Wenn Zwillinge sich nicht mehr gleichen

Annual Report
10 Mins.

Ist man mit seiner digitalen Identität wirklich unverwechselbar und damit sicher vor Fälschern und Betrügern? Giesecke+Devrient bietet so ausgeklügelte Technologien für den Schutz unserer digitalen Authentisierung bei Onlinebanking, E-Government, Internetshopping oder Grenzübertritten, dass sogar genetisch nahezu identische Zwillinge prinzipiell unterscheidbar werden. Eine immer größere Rolle spielen dabei Ansätze von künstlicher Intelligenz (KI)

Unsere digitale Welt wächst unaufhörlich und vernetzt jeden Tag mehr und mehr Menschen und Unternehmen: Über 4,6 Milliarden Konsumenten auf der Welt kaufen online ein. In der EU wählt bereits jeder zweite Bürger das Internet, wenn er etwas in einer Behörde zu erledigen hat. Viele Staaten sind dabei, nach der Einführung elektronisch-biometrischer Passdokumente nun in einem nächsten Schritt auch Ausweis und Führerschein auf das Smartphone der Bürger zu transferieren. Das macht dann Grenz- und Verkehrskontrollen sowie juristisch verbindliche Transaktionen per Mobiltelefon möglich. „Zählt man all diese und viele weitere Aktivitäten im Internet zusammen, dann verfügt im Schnitt jeder Mensch wohl über ein paar Dutzend digitale Identitäten“, fasst Xavier Prost, Head of Product Management bei Veridos zusammen.

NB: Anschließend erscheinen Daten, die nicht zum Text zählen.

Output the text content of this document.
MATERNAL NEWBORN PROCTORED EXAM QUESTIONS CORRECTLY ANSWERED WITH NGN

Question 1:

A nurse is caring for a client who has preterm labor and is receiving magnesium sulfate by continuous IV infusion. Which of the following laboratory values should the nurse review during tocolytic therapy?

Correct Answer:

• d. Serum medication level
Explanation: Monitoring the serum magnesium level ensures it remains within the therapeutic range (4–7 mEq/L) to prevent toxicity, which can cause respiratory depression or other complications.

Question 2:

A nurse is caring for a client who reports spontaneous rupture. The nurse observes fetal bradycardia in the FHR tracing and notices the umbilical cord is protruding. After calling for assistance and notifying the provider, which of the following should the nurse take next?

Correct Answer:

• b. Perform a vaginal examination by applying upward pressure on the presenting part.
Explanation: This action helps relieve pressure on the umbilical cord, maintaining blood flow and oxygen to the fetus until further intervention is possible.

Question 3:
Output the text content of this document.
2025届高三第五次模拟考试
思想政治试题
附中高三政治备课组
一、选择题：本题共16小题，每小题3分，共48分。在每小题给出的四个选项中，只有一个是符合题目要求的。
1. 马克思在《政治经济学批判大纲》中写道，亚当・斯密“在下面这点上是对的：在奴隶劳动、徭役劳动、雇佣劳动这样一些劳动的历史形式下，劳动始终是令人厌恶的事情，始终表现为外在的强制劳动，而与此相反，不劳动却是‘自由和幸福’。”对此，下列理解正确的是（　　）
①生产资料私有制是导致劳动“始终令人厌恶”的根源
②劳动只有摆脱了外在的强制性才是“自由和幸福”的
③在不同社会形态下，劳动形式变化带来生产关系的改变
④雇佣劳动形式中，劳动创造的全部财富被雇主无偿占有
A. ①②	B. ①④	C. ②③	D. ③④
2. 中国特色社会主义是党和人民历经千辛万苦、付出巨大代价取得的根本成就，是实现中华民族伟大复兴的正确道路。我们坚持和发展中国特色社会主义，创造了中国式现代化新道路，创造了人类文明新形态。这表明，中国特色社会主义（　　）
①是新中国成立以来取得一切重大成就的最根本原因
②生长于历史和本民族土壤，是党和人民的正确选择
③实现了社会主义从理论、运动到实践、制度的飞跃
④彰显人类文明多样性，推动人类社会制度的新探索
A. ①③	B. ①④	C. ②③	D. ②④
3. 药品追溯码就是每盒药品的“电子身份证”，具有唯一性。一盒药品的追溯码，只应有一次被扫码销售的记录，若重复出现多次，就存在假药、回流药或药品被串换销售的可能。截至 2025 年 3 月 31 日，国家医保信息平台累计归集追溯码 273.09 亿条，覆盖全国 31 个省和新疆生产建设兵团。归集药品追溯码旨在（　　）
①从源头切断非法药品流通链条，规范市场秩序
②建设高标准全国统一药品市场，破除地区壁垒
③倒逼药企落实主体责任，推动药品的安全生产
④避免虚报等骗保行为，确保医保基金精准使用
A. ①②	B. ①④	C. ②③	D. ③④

Aber was genau ist eine digitale Identität eigentlich? Man versteht darunter die Abbildung eines Menschen, einer Organisation, einer Anwendung oder eines Geräts in eindeutig identifizierbarer Datenform. „Eine digitale Identität ist die Summe von digitalen Attributen, die jemanden oder etwas repräsentieren. Wichtig ist, dass jedweder Akteur bei seinen Onlineaktivitäten eindeutig als der erkannt werden kann, der er vorgibt zu sein – etwa, wenn ein Mensch digital einen Kaufvertrag schließt und dann eine Geldüberweisung tätigt oder ein Laptop sich aus dem Homeoffice in ein Firmennetzwerk einloggt“, ergänzt Prost. Betrug mit digitalen Identitäten ist inzwischen ein Milliardengeschäft: Die illegalen Aktivitäten reichen von unbefugter Nutzung echter Identitäten (z.B. Shopping auf Kosten anderer) über den Weiterverkauf ganzer Kundendatenbanken (z.B. für Phishing-Mails) bis hin zur Schaffung synthetischer, also in Wahrheit gar nicht existierender Scheinidentitäten. Immer geht es darum, an Informationen bzw. Werte zu kommen, die man sonst nicht erlangt hätte. So ist z. B. der Einsatz synthetischer Identitäten das schnellst wachsende Segment von Finanzbetrug in den USA.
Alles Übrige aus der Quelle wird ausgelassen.